In future studies VEGF ELISA of ovarian cyst fluid may be used for diagnostic and prognostic applications. Early cystic lesions of the ovary detected by intravaginal ultrasounds or by magnetic resonance imaging (33) may be tested for VEGF production. Measuring VEGF in these cysts could differentiate benign from malignant lesions. This approach, however, is presently limited by the concern that puncturing a cyst for fluid collection may spread a possible malignancy. Alternatively, the malignant nature of these cysts might be assessed by measuring VEGF in the circulation. VEGF ELISA of cyst fluid performed after surgery may provide information concerning the angiogenic activity and aggressiveness of the tumor. Our observation that VEGF levels are higher in ovarian cancers that tend to recur supports this possibility and warrants further investigation in a larger prospective series. Recurrence of disease after surgery could be monitored by measuring serum levels of VEGF, which are elevated and correlate with tumor burden in ovarian cancer patients (34) . VEGF levels in ovarian cyst fluid may be used to identify borderline tumors that are prone to malignant behavior. VEGF levels should be interpreted with caution in cases of endometriosis because they may be significantly elevated in these patients, as reported previously (35) , and as confirmed in our study. In addition, the age of the patient should be taken into account because VEGF regulates the vascularization of the corpus luteum during the reproductive years (36) . However, VEGF levels in the follicular and corpus luteum cysts included in our study were all below those of the malignant cysts.

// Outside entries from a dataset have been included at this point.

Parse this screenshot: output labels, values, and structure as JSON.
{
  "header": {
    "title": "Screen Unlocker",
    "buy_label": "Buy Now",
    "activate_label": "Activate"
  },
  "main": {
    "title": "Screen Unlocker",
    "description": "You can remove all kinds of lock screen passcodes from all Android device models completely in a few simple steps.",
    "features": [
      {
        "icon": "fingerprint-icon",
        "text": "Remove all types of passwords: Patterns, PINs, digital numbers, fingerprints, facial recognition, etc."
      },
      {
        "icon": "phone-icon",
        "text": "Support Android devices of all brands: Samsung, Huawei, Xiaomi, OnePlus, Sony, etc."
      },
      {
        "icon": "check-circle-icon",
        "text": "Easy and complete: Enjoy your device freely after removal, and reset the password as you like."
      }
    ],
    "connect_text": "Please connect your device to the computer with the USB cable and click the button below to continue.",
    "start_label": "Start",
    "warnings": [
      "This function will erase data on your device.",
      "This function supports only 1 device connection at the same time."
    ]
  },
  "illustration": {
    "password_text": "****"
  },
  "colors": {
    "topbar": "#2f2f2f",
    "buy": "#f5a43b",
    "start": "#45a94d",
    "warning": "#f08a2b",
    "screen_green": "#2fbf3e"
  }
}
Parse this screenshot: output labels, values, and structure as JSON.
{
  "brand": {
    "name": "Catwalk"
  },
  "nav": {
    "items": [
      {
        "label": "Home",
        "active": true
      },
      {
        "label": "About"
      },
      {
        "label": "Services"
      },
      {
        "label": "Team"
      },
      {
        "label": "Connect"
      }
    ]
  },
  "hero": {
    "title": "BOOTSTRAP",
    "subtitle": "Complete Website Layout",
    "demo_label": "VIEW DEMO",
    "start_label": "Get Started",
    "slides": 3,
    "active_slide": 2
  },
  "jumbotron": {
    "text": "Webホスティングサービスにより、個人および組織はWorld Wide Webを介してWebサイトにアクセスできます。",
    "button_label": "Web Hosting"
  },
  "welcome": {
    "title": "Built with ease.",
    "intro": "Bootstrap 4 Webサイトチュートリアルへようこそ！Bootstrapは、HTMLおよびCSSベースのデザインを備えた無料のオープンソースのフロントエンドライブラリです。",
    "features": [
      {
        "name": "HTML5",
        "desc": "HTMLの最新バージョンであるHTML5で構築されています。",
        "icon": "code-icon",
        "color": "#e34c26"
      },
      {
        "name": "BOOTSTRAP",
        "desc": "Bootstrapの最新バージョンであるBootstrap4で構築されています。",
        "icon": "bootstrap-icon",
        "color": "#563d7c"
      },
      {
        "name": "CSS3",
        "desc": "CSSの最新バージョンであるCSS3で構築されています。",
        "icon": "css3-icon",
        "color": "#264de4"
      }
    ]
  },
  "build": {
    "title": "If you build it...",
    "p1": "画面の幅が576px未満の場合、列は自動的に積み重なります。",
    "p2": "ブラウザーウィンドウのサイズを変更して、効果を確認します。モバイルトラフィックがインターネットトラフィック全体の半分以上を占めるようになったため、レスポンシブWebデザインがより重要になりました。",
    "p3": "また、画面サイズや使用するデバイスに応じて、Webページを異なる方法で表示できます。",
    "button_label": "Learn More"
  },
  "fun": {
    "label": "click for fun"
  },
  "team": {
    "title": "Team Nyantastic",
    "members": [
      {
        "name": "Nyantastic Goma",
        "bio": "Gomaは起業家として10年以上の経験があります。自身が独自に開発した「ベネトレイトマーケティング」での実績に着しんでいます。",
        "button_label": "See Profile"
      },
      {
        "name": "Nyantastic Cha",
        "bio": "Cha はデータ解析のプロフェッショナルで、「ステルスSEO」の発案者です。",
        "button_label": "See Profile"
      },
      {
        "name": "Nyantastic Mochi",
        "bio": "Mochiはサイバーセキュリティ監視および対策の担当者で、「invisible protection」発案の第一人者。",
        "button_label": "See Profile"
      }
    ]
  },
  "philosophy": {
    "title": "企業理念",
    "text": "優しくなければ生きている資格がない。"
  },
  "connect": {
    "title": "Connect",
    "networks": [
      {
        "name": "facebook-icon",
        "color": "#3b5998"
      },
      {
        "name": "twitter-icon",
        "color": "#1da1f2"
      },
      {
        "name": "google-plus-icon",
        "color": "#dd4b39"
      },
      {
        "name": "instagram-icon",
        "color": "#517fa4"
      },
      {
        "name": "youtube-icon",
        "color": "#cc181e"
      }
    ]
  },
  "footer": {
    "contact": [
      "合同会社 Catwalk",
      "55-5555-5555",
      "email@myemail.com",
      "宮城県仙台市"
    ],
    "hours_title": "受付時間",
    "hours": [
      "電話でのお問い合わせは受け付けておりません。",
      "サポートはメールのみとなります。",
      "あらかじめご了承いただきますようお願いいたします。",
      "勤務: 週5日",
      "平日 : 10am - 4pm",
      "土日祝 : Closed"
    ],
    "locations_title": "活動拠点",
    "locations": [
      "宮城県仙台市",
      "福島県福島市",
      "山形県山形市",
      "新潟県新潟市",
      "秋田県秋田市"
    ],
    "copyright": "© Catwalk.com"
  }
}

More studies are needed to better understand the prognostic significance of the increased VEGF levels in ovarian cancer. Particularly important will be to increase the number of observations and determine the range of VEGF concentration in the different types of ovarian cysts. Evaluation of VEGF in the circulation will establish whether VEGF measurement can be used for early detection of ovarian cancer and for the monitoring of patients after surgery. Finally, it will be important to investigate the biological significance of VEGF production in ovarian cancer progression and determine the therapeutic efficacy of drugs that specifically target VEGF and its receptor system.